Em 7 de maio, o IPSSC apresentou Anísio à Justiça como seu assistente técnico para acompanhar esse trabalho. Na manifestação, afirmou que o perito já atuava na sindicância interna sobre os mesmos fatos e, por isso, possuía “profundo conhecimento técnico” sobre a carteira de investimentos do instituto.

A Justiça também autorizou incorporar ao processo provas da Operação Fundo Fake, investigação federal sobre episódios anteriores envolvendo fundos previdenciários e o antigo Banco Máxima, posteriormente transformado no Master. O material deverá auxiliar na análise da situação e das práticas do banco no período relevante para a ação.

O caso de Cajamar chegou ainda à Polícia Federal.

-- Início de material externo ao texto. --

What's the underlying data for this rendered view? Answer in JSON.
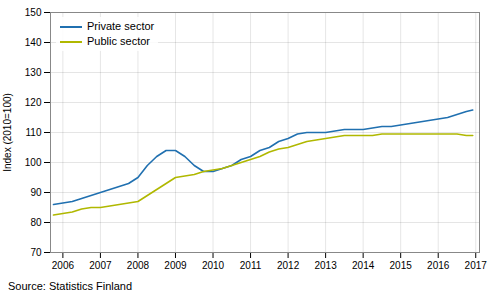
{
  "chart_data": {
    "type": "line",
    "ylabel": "Index (2010=100)",
    "source": "Source: Statistics Finland",
    "x": [
      2005.75,
      2006.0,
      2006.25,
      2006.5,
      2006.75,
      2007.0,
      2007.25,
      2007.5,
      2007.75,
      2008.0,
      2008.25,
      2008.5,
      2008.75,
      2009.0,
      2009.25,
      2009.5,
      2009.75,
      2010.0,
      2010.25,
      2010.5,
      2010.75,
      2011.0,
      2011.25,
      2011.5,
      2011.75,
      2012.0,
      2012.25,
      2012.5,
      2012.75,
      2013.0,
      2013.25,
      2013.5,
      2013.75,
      2014.0,
      2014.25,
      2014.5,
      2014.75,
      2015.0,
      2015.25,
      2015.5,
      2015.75,
      2016.0,
      2016.25,
      2016.5,
      2016.75,
      2016.92
    ],
    "series": [
      {
        "name": "Private sector",
        "color": "#2070b0",
        "values": [
          86,
          86.5,
          87,
          88,
          89,
          90,
          91,
          92,
          93,
          95,
          99,
          102,
          104,
          104,
          102,
          99,
          97,
          97,
          98,
          99,
          101,
          102,
          104,
          105,
          107,
          108,
          109.5,
          110,
          110,
          110,
          110.5,
          111,
          111,
          111,
          111.5,
          112,
          112,
          112.5,
          113,
          113.5,
          114,
          114.5,
          115,
          116,
          117,
          117.5
        ]
      },
      {
        "name": "Public sector",
        "color": "#b0b800",
        "values": [
          82.5,
          83,
          83.5,
          84.5,
          85,
          85,
          85.5,
          86,
          86.5,
          87,
          89,
          91,
          93,
          95,
          95.5,
          96,
          97,
          97.5,
          98,
          99,
          100,
          101,
          102,
          103.5,
          104.5,
          105,
          106,
          107,
          107.5,
          108,
          108.5,
          109,
          109,
          109,
          109,
          109.5,
          109.5,
          109.5,
          109.5,
          109.5,
          109.5,
          109.5,
          109.5,
          109.5,
          109,
          109
        ]
      }
    ],
    "xlim": [
      2005.67,
      2017.1
    ],
    "xticks": [
      2006,
      2007,
      2008,
      2009,
      2010,
      2011,
      2012,
      2013,
      2014,
      2015,
      2016,
      2017
    ],
    "ylim": [
      70,
      150
    ],
    "yticks": [
      70,
      80,
      90,
      100,
      110,
      120,
      130,
      140,
      150
    ],
    "grid": true,
    "legend": "upper left"
  }
}
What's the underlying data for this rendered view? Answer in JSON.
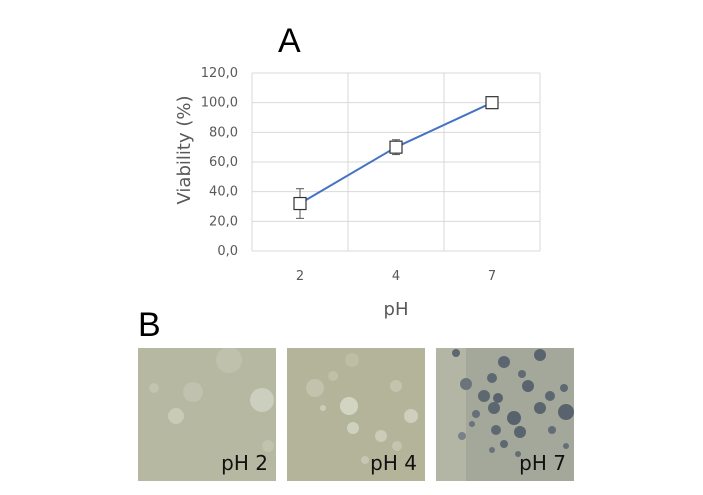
{
  "panels": {
    "a_label": "A",
    "b_label": "B"
  },
  "chart_data": {
    "type": "line",
    "categories": [
      "2",
      "4",
      "7"
    ],
    "series": [
      {
        "values": [
          32.0,
          70.0,
          100.0
        ],
        "error": [
          10.0,
          5.0,
          0.0
        ]
      }
    ],
    "xlabel": "pH",
    "ylabel": "Viability (%)",
    "ylim": [
      0,
      120
    ],
    "yticks": [
      "0,0",
      "20,0",
      "40,0",
      "60,0",
      "80,0",
      "100,0",
      "120,0"
    ],
    "grid": true,
    "marker": "open-square",
    "line_color": "#4472c4"
  },
  "photos": [
    {
      "label": "pH 2"
    },
    {
      "label": "pH 4"
    },
    {
      "label": "pH 7"
    }
  ]
}
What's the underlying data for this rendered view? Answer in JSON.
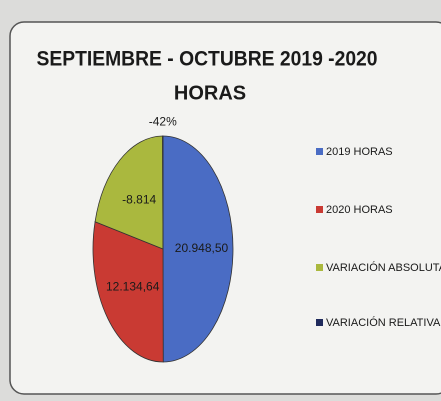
{
  "chart_data": {
    "type": "pie",
    "title": "SEPTIEMBRE - OCTUBRE 2019 -2020",
    "subtitle": "HORAS",
    "categories": [
      "2019 HORAS",
      "2020 HORAS",
      "VARIACIÓN ABSOLUTA",
      "VARIACIÓN RELATIVA"
    ],
    "values": [
      20948.5,
      12134.64,
      -8814,
      -42
    ],
    "value_labels": [
      "20.948,50",
      "12.134,64",
      "-8.814",
      "-42%"
    ],
    "colors": [
      "#4a6cc4",
      "#c93a33",
      "#aab83e",
      "#1f2a5c"
    ],
    "legend": "right"
  }
}
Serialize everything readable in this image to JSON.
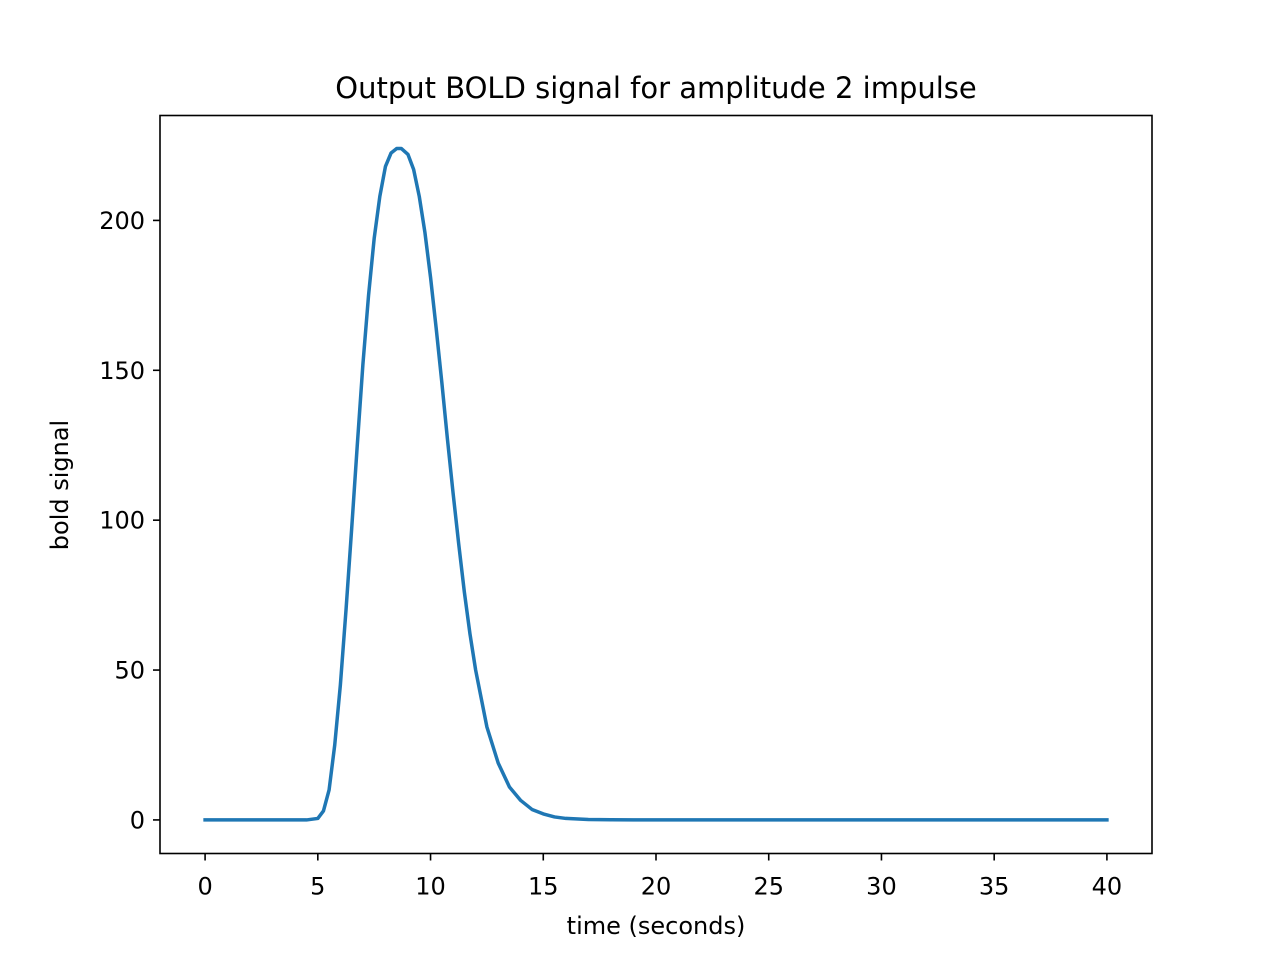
{
  "chart_data": {
    "type": "line",
    "title": "Output BOLD signal for amplitude 2 impulse",
    "xlabel": "time (seconds)",
    "ylabel": "bold signal",
    "xlim": [
      -2,
      42
    ],
    "ylim": [
      -11.2,
      235
    ],
    "xticks": [
      0,
      5,
      10,
      15,
      20,
      25,
      30,
      35,
      40
    ],
    "yticks": [
      0,
      50,
      100,
      150,
      200
    ],
    "grid": false,
    "legend": "none",
    "series": [
      {
        "color": "#1f77b4",
        "x": [
          0,
          1,
          2,
          3,
          4,
          4.5,
          5,
          5.25,
          5.5,
          5.75,
          6,
          6.25,
          6.5,
          6.75,
          7,
          7.25,
          7.5,
          7.75,
          8,
          8.25,
          8.5,
          8.7,
          9,
          9.25,
          9.5,
          9.75,
          10,
          10.25,
          10.5,
          10.75,
          11,
          11.25,
          11.5,
          11.75,
          12,
          12.5,
          13,
          13.5,
          14,
          14.5,
          15,
          15.5,
          16,
          17,
          18,
          19,
          20,
          22,
          25,
          30,
          35,
          40
        ],
        "y": [
          0,
          0,
          0,
          0,
          0,
          0,
          0.5,
          3,
          10,
          25,
          45,
          70,
          97,
          125,
          152,
          175,
          194,
          208,
          218,
          222.5,
          224,
          224,
          222,
          217,
          208,
          196,
          181,
          164,
          146,
          127,
          109,
          92,
          76,
          62,
          50,
          31,
          19,
          11,
          6.5,
          3.5,
          2,
          1,
          0.5,
          0.15,
          0.05,
          0,
          0,
          0,
          0,
          0,
          0,
          0
        ]
      }
    ]
  }
}
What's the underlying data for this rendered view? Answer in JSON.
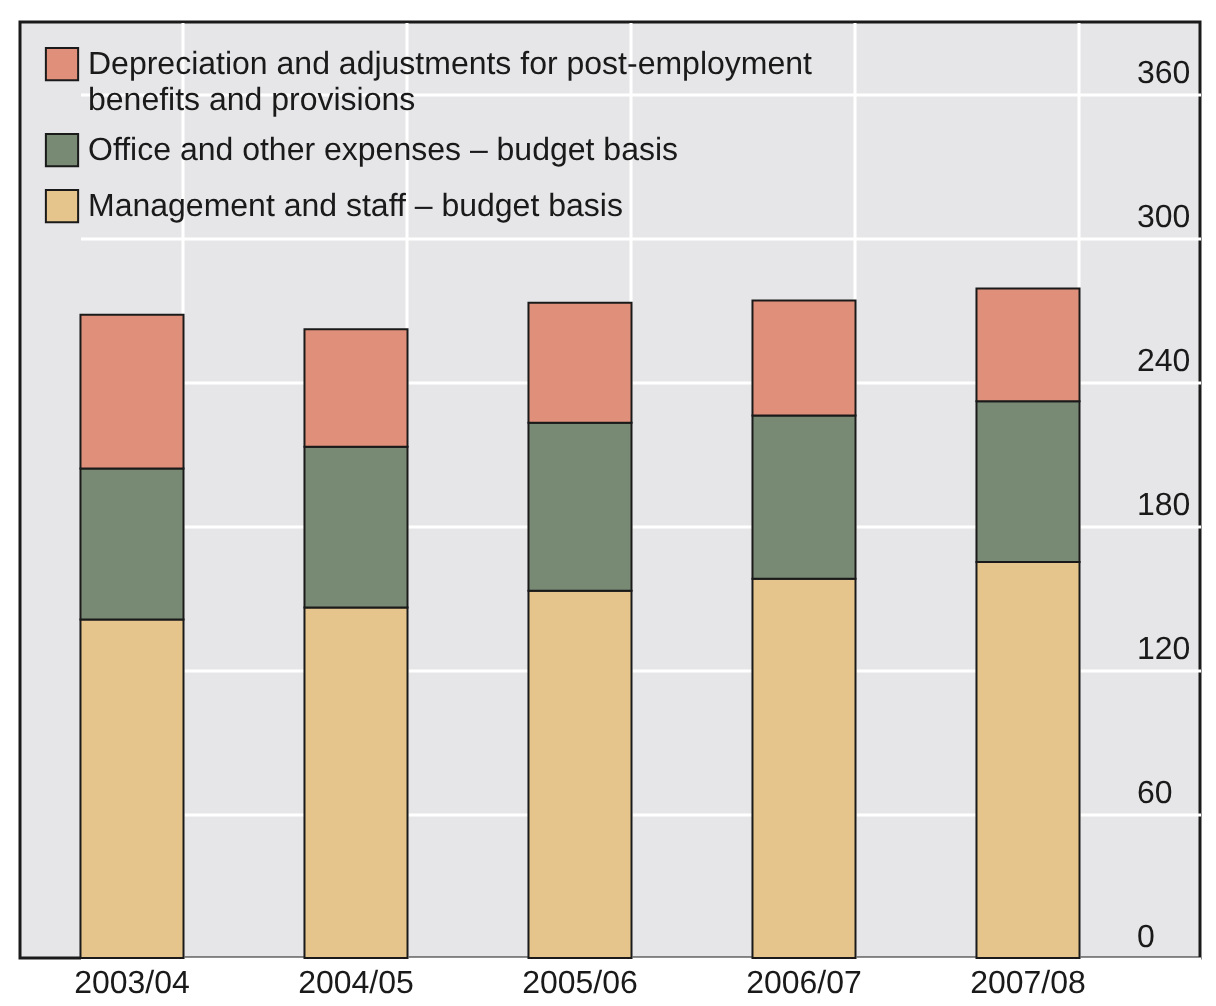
{
  "chart_data": {
    "type": "bar",
    "stacked": true,
    "categories": [
      "2003/04",
      "2004/05",
      "2005/06",
      "2006/07",
      "2007/08"
    ],
    "series": [
      {
        "name": "Management and staff – budget basis",
        "color": "#e5c58b",
        "values": [
          141,
          146,
          153,
          158,
          165
        ]
      },
      {
        "name": "Office and other expenses – budget basis",
        "color": "#788a74",
        "values": [
          63,
          67,
          70,
          68,
          67
        ]
      },
      {
        "name": "Depreciation and adjustments for post-employment benefits and provisions",
        "color": "#e0907a",
        "values": [
          64,
          49,
          50,
          48,
          47
        ]
      }
    ],
    "ylim": [
      0,
      390
    ],
    "yticks": [
      0,
      60,
      120,
      180,
      240,
      300,
      360
    ],
    "grid": true,
    "legend": "top left"
  }
}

Deflagrada em maio, a Operação Off-Balance investiga suspeitas de gestão temerária envolvendo cerca de R$ 107 milhões aplicados pela previdência municipal em letras financeiras de instituições privadas. Desse total, R$ 87 milhões foram destinados ao Master.

Segundo a investigação, houve indícios de falhas na avaliação dos emissores e dos riscos, na justificativa para a escolha dos ativos, na definição dos limites de concentração e na documentação das decisões.